Some people are afflicted with the ‘niceness disease’. They are so involved with pleasing others that they don’t consider what would please them. Too often, they don’t even realize that this is a problem. Even just thinking about doing what would make them happy feels selfish. Unfortunately, these same people often find that others take advantage of them, or that they are just unhappy in their relationships.
I recently came across a book entitled Anxious To Please, which addressed just this group of people. The authors, James Rapson and Craig English, explain how these people can identify themselves:
Anxious to please others, especially people central in their lives
Tend to cling, ingratiate themselves, and overly adapt in relationships
Overly concerned with what others think of them
Poor judgment about when and to whom to disclose personal thoughts and feelings
Minimize faults and flaws of those they like
Minimize their unhappiness
Out of touch with their anger
The book also describes seven basic ways in which nice people can help themselves. I briefly describe these below, along with some of my thoughts about them:
Awareness Practice: To work through any problem, you must really understand it.

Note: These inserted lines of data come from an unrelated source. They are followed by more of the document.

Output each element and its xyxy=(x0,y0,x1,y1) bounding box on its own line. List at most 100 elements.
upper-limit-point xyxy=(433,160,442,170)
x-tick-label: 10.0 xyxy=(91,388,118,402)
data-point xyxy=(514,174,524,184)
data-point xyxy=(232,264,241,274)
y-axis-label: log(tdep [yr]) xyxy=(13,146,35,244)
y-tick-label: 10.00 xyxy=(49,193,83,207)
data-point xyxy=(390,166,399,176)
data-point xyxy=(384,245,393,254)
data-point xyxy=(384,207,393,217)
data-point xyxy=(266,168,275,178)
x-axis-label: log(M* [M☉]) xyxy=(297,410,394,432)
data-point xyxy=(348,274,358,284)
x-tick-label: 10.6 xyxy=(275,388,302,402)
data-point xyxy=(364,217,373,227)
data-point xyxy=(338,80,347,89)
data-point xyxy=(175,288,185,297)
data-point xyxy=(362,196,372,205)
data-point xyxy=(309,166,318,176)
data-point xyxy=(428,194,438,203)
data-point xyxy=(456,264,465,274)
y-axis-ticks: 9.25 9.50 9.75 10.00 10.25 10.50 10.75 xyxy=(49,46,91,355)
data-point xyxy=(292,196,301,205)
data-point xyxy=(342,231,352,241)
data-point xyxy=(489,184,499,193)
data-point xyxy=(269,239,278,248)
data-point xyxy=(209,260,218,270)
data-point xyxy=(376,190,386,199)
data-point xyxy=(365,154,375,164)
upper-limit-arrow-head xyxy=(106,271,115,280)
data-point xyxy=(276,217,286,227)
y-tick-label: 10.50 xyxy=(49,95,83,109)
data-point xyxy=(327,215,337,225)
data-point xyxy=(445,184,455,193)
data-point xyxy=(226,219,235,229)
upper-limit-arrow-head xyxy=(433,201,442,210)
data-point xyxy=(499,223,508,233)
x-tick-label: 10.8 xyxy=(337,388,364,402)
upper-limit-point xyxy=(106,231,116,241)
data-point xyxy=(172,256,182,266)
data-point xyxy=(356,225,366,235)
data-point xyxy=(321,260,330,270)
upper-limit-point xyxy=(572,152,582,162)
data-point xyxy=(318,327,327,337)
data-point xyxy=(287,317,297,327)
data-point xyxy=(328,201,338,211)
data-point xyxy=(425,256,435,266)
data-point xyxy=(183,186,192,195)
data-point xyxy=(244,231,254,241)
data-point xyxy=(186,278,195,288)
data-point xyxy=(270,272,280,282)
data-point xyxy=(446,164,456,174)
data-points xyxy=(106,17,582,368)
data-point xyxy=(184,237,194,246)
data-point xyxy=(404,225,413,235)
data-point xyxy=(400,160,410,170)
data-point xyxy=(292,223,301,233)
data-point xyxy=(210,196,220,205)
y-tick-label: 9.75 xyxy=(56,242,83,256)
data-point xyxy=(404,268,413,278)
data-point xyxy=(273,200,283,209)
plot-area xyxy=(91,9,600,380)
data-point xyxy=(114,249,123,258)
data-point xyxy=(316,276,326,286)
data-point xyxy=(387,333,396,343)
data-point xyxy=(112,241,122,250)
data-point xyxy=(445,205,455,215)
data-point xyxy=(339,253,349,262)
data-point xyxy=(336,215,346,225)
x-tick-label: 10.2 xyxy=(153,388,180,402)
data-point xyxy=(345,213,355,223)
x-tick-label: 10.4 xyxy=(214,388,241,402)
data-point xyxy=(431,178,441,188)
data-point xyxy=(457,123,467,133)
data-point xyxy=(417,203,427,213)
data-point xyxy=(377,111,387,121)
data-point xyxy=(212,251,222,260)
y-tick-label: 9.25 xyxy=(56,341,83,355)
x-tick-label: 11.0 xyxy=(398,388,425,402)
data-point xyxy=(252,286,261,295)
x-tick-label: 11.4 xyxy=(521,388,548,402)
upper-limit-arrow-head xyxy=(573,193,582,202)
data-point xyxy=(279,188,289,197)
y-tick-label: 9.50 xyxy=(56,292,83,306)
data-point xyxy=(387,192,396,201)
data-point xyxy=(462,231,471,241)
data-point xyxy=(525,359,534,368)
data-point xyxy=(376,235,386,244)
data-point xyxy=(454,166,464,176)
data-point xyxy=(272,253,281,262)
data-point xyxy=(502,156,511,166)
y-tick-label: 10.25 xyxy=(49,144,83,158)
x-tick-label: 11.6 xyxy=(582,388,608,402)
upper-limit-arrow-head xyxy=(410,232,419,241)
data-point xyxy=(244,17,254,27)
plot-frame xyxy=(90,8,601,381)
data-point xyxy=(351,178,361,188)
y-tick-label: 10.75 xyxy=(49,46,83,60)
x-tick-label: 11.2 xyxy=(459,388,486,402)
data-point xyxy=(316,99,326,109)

To this end, it is essential that nice people pay attention to their thoughts, feelings, and behaviors – noting how these relate to and support their niceness.
Desert Practice: Through the practice of solitude, nice people can learn to focus more on themselves, discovering their strengths. By recognizing and feeling good about your own strengths, you are more likely to see yourself as an equal partner in a relationship.
Warrior Practice: Take action based on what you believe is right (ethical) and what you feel you want to do. To act in this way, you need to learn to hold intense emotions while not being driven by them. You must also consciously think through your own ethical beliefs so that you will know how you want to act.
Brotherhood and Sisterhood Practice: Build same-gender friendships to support you and your efforts to change. All people are strengthened by the support of friendships. This support is especially important during times when they feel vulnerable, such as when they are making personal changes.
Family Practice: Make sense of how childhood and family experience have led to you being ‘nice’. By understanding how you developed your tendency to be overly nice – to your own detriment – you are more likely to show yourself some of the support and compassion that you naturally give others.
Disillusionment Practice: Recognize that your hope to find a perfect partner who will meet all your needs and help you heal from any emotional pains is no more than a fantasy. This will free you to find a real person with whom you can develop an emotionally intimate relationship.